Este perfil de showman não existia enquanto o pai estava vivo, até 2010. Luciano passou por uma profunda depressão depois da morte do seu Lula. Perdeu peso, ficou meses macambúzio”, conta um amigo de uma cunhada que convivia com ele.

O Luciano que emergiu da depressão começou a se transformar, assumindo uns trejeitos que o pai tinha. Um empregado das antigas conta que ideia de ter um sino em cada Havan para que os empregados toquem o badalo quando se sentirem felizes foi uma sugestão do pai – que gostava de ouvir o sino da igreja matriz.

O Véio da Havan se consolidou no papel durante a última campanha eleitoral, quando abriu o apoio a Bolsonaro.

O empresário gostou do figurino e passou a se fantasiar.  Gari. Frentista, Gaudério. Papai Noel de azul. Soldado, Robin Hood.

Umas das que mais emplacou foi a de Dilma, mas ao contrário da lenda, só foi lançada no final de 2019, depois do primeiro ano de Bolsonaro, só pra dar uma puxada nele.

Adora ser chamado de Véio da Havan – e sorri quando se descreve como sendo “feio, orelhudo e careca”.

Ele também aproveita o lançamento de cada nova loja para fazer um discurso contra o PT e contra os presidentes Lula e Dilma. Isto não só antes das eleições de 2018. Depois também.

Agora, fala para eleger prefeitos de direita em cidades onde opera: quer acabar com sindicatos, regulamentação trabalhista e pagamento de horas extras.

Como ele gerencia este mamute ? Tem quase quinhentos gerentes. Já comprou cinco aeronaves. São dois helicópteros e três aviões, o último um jato executivo Bombardier de 250 milhões de reais.

Na inauguração das lojas, ele apresenta os filhos Lucas e Leonardo, com o último mais tímido, mas dando discurso igual ao do pai: “Otimismo, a Havan vai proporcionar um vidão para vocês”!

O papo de “vidão” para seus colaboradores é puro marketing. O pessoal ganha salário mínimo, jornadas cansativas em alta rotatividade – o mercado de Brusque contratou 25 mil pessoas em 2019, mas demitiu 23 mil. Sobrou pouco. Muitos dos que saíram era havanianos.

O Véio tem seu público cativo. Ele parece um pregador quando está com um microfone na mão, como durante a inauguração da loja 132, na frente de centenas de empregados: “Para nós, o céu não existe, nem o céu é o limite”!

Os filhos ficam atrás quietinhos, enquanto uma funcionária exibe a foto de um elefante sentado no galho de uma árvore. O Véio diz: “Se o elefante pode subir, você também”.

No palco abaixo dele, com as empregadas mais jovens e bonitas na frente, muitas  erguem as mãos e balançam os dedos, como nos programas de auditório.

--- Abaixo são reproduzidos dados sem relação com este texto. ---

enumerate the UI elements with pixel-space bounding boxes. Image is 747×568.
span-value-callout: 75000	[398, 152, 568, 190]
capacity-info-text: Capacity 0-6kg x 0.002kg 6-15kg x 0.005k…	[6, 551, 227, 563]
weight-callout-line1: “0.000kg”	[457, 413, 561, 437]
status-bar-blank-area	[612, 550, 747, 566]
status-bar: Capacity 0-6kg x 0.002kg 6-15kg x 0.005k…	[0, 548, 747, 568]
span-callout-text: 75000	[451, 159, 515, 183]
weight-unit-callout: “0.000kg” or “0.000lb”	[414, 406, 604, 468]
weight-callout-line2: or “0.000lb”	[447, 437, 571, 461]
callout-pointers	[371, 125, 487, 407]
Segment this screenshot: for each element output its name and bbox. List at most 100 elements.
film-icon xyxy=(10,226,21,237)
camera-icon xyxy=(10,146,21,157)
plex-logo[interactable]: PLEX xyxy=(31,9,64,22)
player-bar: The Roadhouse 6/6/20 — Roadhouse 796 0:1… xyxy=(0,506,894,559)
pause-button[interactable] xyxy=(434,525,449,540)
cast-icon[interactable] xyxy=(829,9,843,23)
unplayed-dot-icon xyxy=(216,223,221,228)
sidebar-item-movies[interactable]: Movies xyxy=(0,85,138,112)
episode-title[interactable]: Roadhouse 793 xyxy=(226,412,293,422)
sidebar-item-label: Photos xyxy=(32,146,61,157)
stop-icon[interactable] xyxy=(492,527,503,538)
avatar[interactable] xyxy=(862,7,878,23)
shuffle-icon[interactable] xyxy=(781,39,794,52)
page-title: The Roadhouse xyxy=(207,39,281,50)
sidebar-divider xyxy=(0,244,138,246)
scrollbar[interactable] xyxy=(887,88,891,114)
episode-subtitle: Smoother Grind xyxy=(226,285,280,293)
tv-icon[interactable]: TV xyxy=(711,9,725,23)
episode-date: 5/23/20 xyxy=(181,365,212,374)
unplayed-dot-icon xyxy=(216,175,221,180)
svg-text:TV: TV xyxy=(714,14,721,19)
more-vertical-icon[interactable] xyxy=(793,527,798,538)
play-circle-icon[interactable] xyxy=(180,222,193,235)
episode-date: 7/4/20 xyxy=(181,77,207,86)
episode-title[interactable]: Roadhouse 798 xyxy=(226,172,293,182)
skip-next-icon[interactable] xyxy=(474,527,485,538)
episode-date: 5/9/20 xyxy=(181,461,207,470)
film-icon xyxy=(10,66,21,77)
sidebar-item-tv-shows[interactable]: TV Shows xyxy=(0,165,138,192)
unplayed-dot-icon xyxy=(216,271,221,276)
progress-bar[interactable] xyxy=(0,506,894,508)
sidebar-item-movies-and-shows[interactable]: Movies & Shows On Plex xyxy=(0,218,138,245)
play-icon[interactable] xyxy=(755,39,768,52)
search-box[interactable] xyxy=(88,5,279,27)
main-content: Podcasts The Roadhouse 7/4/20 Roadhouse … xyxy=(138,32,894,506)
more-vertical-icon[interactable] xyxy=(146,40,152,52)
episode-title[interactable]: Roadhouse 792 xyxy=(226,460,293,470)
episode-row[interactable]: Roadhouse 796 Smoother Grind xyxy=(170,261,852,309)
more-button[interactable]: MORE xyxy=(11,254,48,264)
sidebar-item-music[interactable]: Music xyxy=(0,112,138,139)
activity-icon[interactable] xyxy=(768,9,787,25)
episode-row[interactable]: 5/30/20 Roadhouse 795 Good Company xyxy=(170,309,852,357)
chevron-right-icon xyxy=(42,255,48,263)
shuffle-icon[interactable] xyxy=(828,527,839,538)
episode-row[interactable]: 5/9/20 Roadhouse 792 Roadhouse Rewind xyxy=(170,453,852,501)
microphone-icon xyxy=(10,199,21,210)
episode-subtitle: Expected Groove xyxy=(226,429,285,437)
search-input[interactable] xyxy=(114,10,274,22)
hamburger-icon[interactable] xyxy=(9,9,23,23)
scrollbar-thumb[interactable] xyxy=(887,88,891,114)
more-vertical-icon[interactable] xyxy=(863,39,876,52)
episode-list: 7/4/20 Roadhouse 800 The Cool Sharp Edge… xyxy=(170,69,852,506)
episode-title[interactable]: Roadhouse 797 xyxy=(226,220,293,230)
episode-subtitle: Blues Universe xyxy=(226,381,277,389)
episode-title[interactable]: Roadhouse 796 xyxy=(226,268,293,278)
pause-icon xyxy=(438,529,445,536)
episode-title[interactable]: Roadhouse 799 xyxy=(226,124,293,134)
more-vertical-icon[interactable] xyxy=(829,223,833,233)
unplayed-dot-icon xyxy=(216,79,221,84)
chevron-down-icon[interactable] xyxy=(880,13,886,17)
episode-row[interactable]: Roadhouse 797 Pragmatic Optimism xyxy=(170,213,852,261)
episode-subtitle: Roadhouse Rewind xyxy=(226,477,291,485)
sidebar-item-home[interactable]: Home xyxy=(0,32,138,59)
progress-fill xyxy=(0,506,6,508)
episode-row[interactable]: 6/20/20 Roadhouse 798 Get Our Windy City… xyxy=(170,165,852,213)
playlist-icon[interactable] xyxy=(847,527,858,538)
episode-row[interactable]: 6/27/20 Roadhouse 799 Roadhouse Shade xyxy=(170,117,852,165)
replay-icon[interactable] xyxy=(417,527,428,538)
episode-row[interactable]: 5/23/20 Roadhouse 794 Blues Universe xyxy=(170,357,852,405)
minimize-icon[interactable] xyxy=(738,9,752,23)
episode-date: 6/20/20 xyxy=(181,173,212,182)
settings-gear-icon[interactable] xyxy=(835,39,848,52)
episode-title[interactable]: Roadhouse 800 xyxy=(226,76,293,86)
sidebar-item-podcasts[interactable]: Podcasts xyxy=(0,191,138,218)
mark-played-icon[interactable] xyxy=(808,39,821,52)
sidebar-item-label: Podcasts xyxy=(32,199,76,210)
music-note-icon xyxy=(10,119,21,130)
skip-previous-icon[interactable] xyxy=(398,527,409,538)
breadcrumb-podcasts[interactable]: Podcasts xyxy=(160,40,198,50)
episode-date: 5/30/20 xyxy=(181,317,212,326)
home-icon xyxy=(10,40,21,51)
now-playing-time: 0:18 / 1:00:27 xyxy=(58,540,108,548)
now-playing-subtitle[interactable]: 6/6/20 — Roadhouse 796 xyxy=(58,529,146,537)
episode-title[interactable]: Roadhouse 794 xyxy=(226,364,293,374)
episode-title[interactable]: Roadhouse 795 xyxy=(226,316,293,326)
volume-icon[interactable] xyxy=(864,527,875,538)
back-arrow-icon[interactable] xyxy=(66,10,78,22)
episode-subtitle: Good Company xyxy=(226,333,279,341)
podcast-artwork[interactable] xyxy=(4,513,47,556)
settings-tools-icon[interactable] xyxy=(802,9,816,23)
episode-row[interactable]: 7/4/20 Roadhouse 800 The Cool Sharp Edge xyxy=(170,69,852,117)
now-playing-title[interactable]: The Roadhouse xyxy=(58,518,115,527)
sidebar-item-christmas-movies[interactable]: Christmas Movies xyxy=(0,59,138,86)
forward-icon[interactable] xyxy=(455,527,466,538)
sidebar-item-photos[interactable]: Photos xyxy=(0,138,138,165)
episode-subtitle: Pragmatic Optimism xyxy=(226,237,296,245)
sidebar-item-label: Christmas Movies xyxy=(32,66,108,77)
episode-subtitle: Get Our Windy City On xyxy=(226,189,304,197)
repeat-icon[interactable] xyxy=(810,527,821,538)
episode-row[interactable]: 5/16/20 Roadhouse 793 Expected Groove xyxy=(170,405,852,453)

Ele levou algumas às lágrimas com um texto motivacional: “Quem disse que não precisa de dinheiro para ser feliz? Só diz isto quem já é infeliz, quem é feliz e tem dinheiro é mais feliz ainda!!!”

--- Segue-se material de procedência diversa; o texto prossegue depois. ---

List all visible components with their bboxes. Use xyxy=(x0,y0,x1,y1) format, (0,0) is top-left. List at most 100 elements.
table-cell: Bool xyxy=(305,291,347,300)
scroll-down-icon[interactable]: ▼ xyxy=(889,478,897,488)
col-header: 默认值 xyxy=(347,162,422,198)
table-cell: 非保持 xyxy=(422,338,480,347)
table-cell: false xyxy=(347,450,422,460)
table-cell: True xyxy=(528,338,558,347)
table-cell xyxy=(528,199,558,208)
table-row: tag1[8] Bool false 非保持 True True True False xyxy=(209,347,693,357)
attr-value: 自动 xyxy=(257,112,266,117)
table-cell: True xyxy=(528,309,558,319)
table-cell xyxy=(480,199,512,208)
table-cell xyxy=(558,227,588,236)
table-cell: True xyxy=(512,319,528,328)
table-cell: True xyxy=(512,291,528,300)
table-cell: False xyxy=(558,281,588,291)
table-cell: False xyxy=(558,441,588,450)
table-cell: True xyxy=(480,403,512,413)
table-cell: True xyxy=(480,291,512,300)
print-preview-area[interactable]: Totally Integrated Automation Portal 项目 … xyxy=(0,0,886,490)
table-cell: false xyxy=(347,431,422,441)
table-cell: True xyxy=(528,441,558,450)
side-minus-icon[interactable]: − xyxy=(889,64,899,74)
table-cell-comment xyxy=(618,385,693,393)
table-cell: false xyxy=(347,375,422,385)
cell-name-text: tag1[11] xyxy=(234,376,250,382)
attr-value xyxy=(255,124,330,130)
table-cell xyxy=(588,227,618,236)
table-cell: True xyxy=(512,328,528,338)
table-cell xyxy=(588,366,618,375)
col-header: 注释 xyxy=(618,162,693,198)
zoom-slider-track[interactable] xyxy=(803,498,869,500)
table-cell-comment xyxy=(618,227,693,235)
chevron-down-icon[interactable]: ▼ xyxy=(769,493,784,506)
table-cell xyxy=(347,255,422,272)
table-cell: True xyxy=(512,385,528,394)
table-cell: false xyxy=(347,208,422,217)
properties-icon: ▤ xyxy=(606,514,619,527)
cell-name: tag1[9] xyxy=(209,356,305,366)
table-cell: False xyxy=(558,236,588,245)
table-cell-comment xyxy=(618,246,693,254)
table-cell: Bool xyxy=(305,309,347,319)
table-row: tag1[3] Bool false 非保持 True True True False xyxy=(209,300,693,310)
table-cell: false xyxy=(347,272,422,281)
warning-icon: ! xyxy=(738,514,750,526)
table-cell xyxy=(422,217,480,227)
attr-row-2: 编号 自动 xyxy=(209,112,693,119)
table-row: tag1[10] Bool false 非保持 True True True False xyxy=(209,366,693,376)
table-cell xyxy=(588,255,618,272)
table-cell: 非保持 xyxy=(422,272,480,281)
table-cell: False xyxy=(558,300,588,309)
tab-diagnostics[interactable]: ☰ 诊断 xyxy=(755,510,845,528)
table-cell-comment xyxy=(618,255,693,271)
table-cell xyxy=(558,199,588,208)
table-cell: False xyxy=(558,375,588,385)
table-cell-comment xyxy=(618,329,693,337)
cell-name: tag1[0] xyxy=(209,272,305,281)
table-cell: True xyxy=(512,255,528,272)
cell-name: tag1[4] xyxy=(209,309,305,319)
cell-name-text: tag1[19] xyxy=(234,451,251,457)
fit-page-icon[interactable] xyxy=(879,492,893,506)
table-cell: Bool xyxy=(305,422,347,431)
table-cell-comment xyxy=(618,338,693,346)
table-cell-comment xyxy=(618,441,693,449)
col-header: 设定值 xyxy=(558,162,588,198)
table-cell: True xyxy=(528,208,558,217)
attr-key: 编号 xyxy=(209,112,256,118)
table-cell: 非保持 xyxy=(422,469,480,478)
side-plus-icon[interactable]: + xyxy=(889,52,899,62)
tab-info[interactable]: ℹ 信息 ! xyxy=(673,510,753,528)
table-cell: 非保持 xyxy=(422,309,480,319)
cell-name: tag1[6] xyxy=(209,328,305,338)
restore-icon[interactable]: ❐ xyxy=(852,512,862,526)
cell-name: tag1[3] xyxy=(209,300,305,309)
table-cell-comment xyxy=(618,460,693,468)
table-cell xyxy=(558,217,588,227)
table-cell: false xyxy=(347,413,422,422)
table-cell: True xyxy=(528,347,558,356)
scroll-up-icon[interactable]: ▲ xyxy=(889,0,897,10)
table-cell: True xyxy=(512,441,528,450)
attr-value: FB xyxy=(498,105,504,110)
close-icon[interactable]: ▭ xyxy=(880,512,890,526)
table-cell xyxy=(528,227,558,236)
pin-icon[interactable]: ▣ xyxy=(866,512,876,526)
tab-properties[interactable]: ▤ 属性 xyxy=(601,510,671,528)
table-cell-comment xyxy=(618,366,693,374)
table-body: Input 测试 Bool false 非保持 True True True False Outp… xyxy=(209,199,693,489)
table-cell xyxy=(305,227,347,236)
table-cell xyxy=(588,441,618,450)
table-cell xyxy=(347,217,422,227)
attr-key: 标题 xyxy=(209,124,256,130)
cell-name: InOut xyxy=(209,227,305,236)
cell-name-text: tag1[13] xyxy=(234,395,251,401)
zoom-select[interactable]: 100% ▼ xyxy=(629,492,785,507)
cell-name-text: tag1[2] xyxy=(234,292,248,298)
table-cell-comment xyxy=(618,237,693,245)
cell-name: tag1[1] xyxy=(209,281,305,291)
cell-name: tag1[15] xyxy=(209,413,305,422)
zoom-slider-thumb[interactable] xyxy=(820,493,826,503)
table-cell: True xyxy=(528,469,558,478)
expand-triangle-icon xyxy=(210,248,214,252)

Ai, se queixa do pai: “Quando eu era pequeno meu pai me chamava de Dumbo porque eu era feio, careca e orelhudo”. Logo reage: “Vocês precisam ter autoestima”!

Entra Roberto Carlos (uma gravação) agradecendo a Deus: “Obrigado Senhor, muito obrigado…” Os empregados entoam a música e dão alelulias ao final.

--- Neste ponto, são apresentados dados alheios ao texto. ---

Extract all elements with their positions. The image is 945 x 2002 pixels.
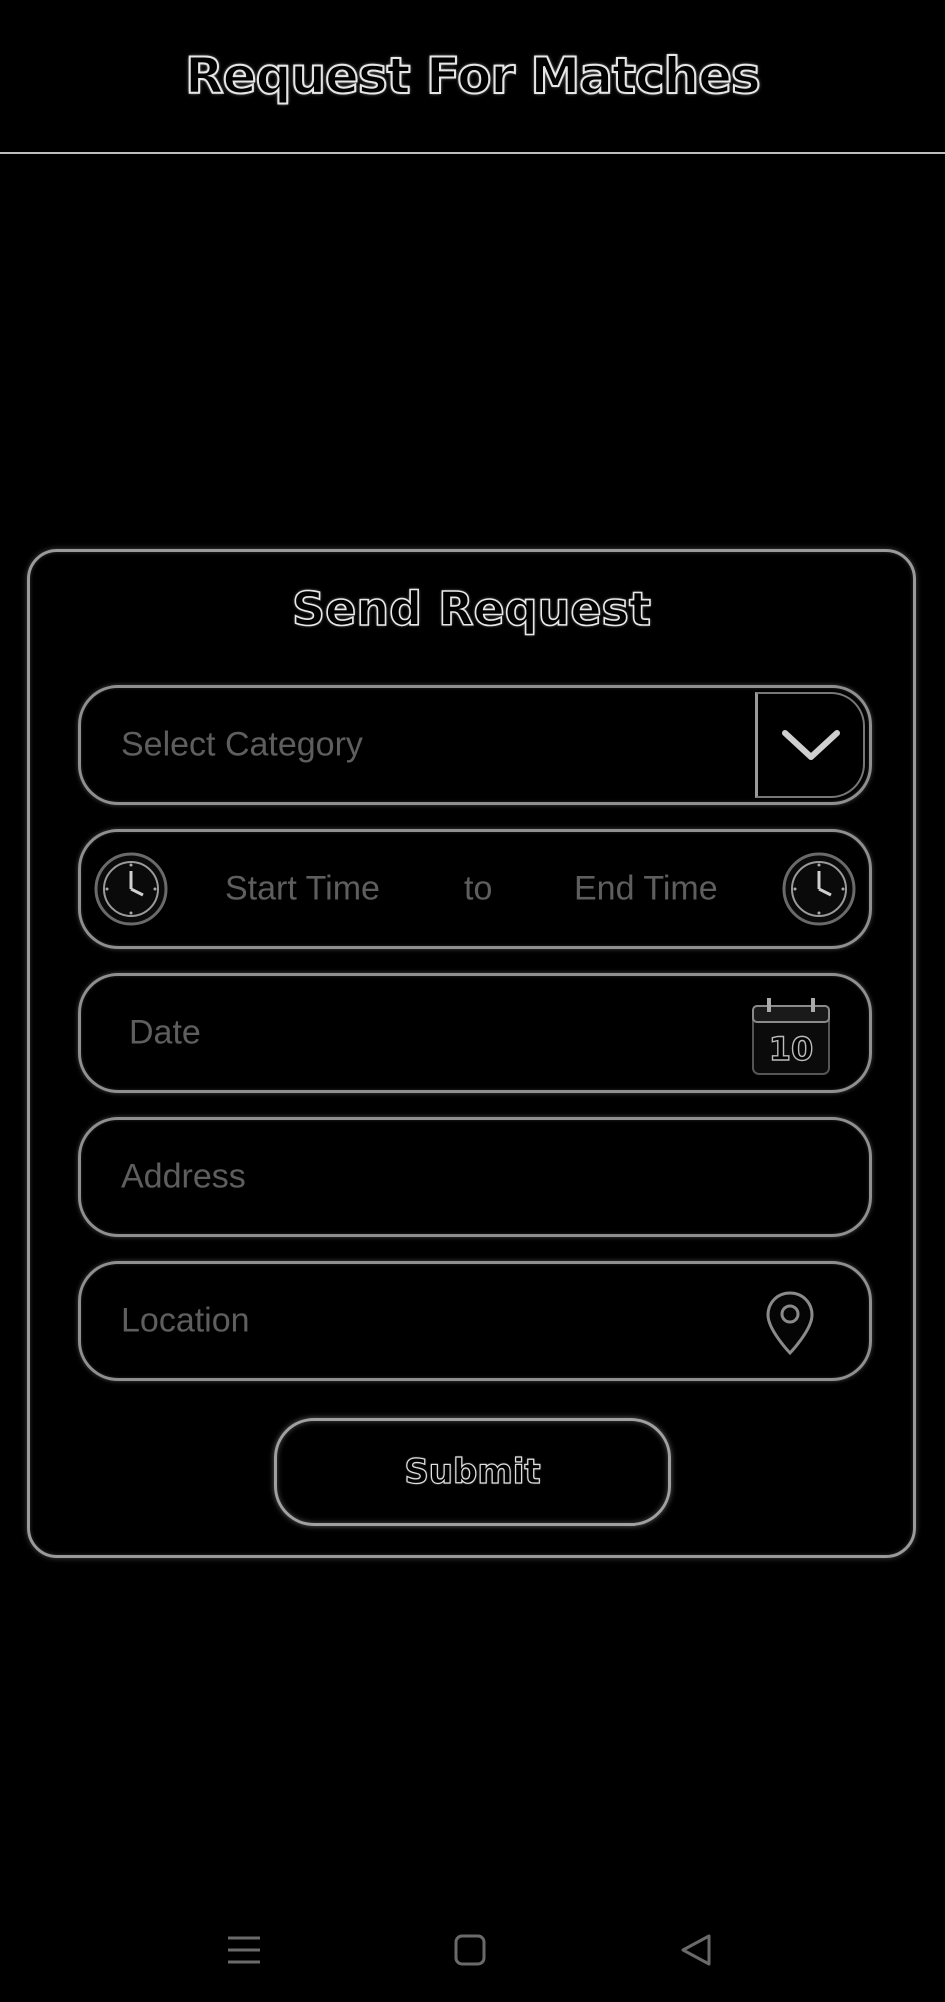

O Véio dá uma guinada para a política (esta foi com Bolsonaro já eleito, em setembro de 2019): “O pessoal da esquerda é incompetente e só progride numa empresa pública – foi quando usou a palavra chave de Bolsonaro, “é ideológico”.

Ele ordena que alguém toque o sino e se ouve umas tímidas badaladas.

Os filhos tomam a palavra, Lucas bate na tecla do amor à loja. Diz que deve ser assim porque “vocês vão passar mais tempo aqui do que com suas próprias famílias”, daí a necessidade de amar a filial 132 da Havan”.

Sobe a música “We will rock you” e os empregados entram em frenesi.

Quando dá 9 horas a loja abre e todos correm para seus postos de venda, viver o “vidão” prometido pelo Véio.